Friedrich August Calau: Der Gendarmenmarkt mit dem alten Schauspielhause, um 1820, Aquatinta (Laurens und Thiele sculp.), Berlin bei L.W. Wittich, 17 x 12 cm Besitz und Fotografie: Stiftung Stadtmuseum Berlin
 

Krellig

Heiner Krellig, Berlin

Die "Affäre Barbarina" durch venezianische Quellen neu gesehen. Zu den Porträts der Tänzerin von Antione Pesne und Rosalba Carriera


Die Tänzerin Barbara Campanini, genannt „La Barbarina“ ist auf dem Höhepunkt ihrer Karriere mindestens viermal für Angehörige des preußischen Hofes Friedrichs II. von dem Hofmaler Antoine Pesne porträtiert worden. Auch für Rosalba Carriera hat sie Modell gesessen. Berühmt geworden ist sie durch Auftritte in Paris, London und Dublin, ihr Nachruhm aber ist überdeckt von der „Affäre“, die sich um ihr Engagement für das Berliner Hoftheater entsponnen hatte: Friedrich II. hatte sie nach diplomatischer Intervention in Venedig, wohin Sie sich mit einem jungen Verehrer von hohem schottischen Adel begeben hatte, festsetzen und mit Eskorte nach Berlin bringen lassen. Dadurch ist ihre Lebensgeschichte zu einer anekdotische Kuriosität der preußischen Geschichte geworden, was ihr die nicht unzweifelhafte Ehre verschafft hat, Hauptfigur mehrerer trivialer Romane, eines Filmes und einer Oper zu werden.

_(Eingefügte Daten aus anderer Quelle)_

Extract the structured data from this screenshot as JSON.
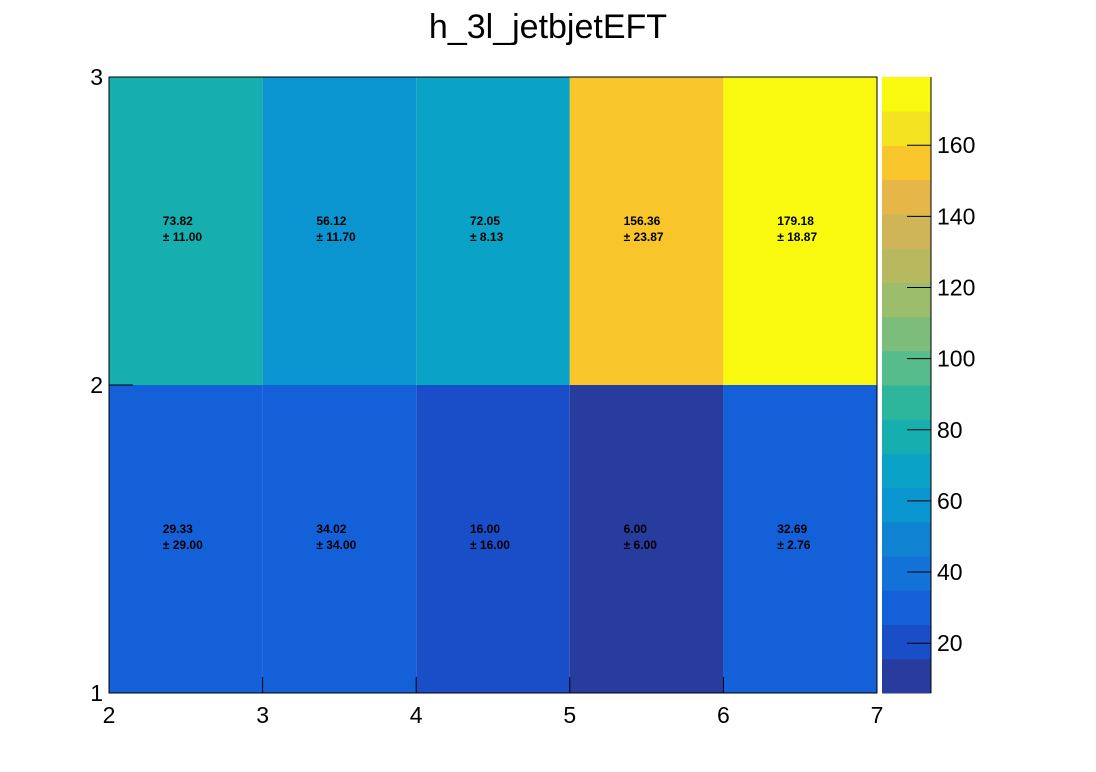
{
  "chart_data": {
    "type": "heatmap",
    "title": "h_3l_jetbjetEFT",
    "xlabel": "",
    "ylabel": "",
    "x_edges": [
      2,
      3,
      4,
      5,
      6,
      7
    ],
    "y_edges": [
      1,
      2,
      3
    ],
    "x_ticks": [
      2,
      3,
      4,
      5,
      6,
      7
    ],
    "y_ticks": [
      1,
      2,
      3
    ],
    "xlim": [
      2,
      7
    ],
    "ylim": [
      1,
      3
    ],
    "cells": [
      {
        "x": 2.5,
        "y": 1.5,
        "value": 29.33,
        "error": 29.0,
        "value_label": "29.33",
        "error_label": "± 29.00"
      },
      {
        "x": 3.5,
        "y": 1.5,
        "value": 34.02,
        "error": 34.0,
        "value_label": "34.02",
        "error_label": "± 34.00"
      },
      {
        "x": 4.5,
        "y": 1.5,
        "value": 16.0,
        "error": 16.0,
        "value_label": "16.00",
        "error_label": "± 16.00"
      },
      {
        "x": 5.5,
        "y": 1.5,
        "value": 6.0,
        "error": 6.0,
        "value_label": "6.00",
        "error_label": "± 6.00"
      },
      {
        "x": 6.5,
        "y": 1.5,
        "value": 32.69,
        "error": 2.76,
        "value_label": "32.69",
        "error_label": "± 2.76"
      },
      {
        "x": 2.5,
        "y": 2.5,
        "value": 73.82,
        "error": 11.0,
        "value_label": "73.82",
        "error_label": "± 11.00"
      },
      {
        "x": 3.5,
        "y": 2.5,
        "value": 56.12,
        "error": 11.7,
        "value_label": "56.12",
        "error_label": "± 11.70"
      },
      {
        "x": 4.5,
        "y": 2.5,
        "value": 72.05,
        "error": 8.13,
        "value_label": "72.05",
        "error_label": "± 8.13"
      },
      {
        "x": 5.5,
        "y": 2.5,
        "value": 156.36,
        "error": 23.87,
        "value_label": "156.36",
        "error_label": "± 23.87"
      },
      {
        "x": 6.5,
        "y": 2.5,
        "value": 179.18,
        "error": 18.87,
        "value_label": "179.18",
        "error_label": "± 18.87"
      }
    ],
    "colorbar": {
      "zlim": [
        6,
        179.18
      ],
      "ticks": [
        20,
        40,
        60,
        80,
        100,
        120,
        140,
        160
      ],
      "colors": [
        "#283c9e",
        "#1a4ec9",
        "#1460d8",
        "#1372d8",
        "#0f82d2",
        "#0a94d0",
        "#0aa2c6",
        "#17aeb0",
        "#2eb69c",
        "#57bc8c",
        "#7dbd7b",
        "#9cbd6c",
        "#b8b95f",
        "#d0b558",
        "#e6b748",
        "#f8c62a",
        "#f4e320",
        "#f9f90f"
      ]
    },
    "grid": false,
    "legend": "none"
  }
}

Um sich der Persönlichkeit der Porträtierten wieder anzunähern, ist es nötig, die Überlagerungen von Halbwahrheiten und anekdotenhaften Verschiebungen zur Seite zu räumen und das in Venedig und Berlin verwahrte, umfangreiche Quellenmaterial zu der Affäre einer neuen Sichtung zu unterziehen. Danach zeigt sich die Porträtierte – ganz im Gegensatz zu dem verbreiteten Bild von der ruhmsüchtigen, geldgierigen, launenhaft-capriziösen Italienerin, die sich zuerst durch Flucht und durchsichtige Manöver der Erfüllung gegebener Zusagen entziehen will und dann eine großartige Liebe opfert, um die "Geliebte Friedrichs des Großen" zu werden – nicht nur als Opfer einer regelrechten Männerintrige, sondern als zielgerichtete Frau, die in der Lage und bereit war, selbstbewusst ihre eigenen Interessen gegenüber den Ansprüchen des preußischen Königs zu vertreten.